Annnnnnnd, onto the cricket - and for your daily installment of WHAT THE FUCK? England lost the opening match. Against the Dutch. Yes, I did a double take too. There are only four professional cricketers in that team, and the English have squizillions at their disposal. I dont know what happened, so would someone like to fill me in?

NZ play Scotland tonight, and if we don't win, I suggest all test-playing nations should pack in this twenty20 bullshit and go play tests, lest we all be deeply embarrassed.

And from the "Are we sure they werent playing cricket?" files, The New Zealand juniors rugby side beat Uruguay 75-0. Hat-trick hero was one (cleanly shaven) Zac Gilford. Yay.
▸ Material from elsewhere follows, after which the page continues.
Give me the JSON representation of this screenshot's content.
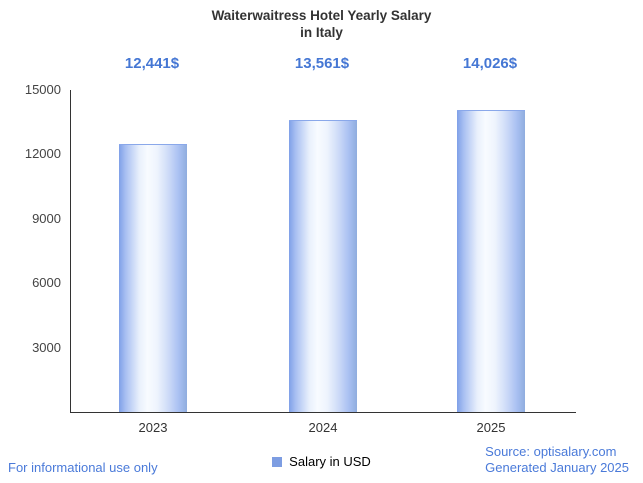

Annnnnd lastly, the Cheap Seats would like to bid a not-especially-fond farewell to Andrew Symonds, who after further behaving like a drunken monkey has been sent home with his contract in tatters. After what he (drunkenly) said about our Brendon McCullum on the radio, I can't say we're sad to see him go. Well, I could, but it would be a lie.
Jesse, this is what happens when you don't get a clue. We're kinda glad to see you getting a clue, really.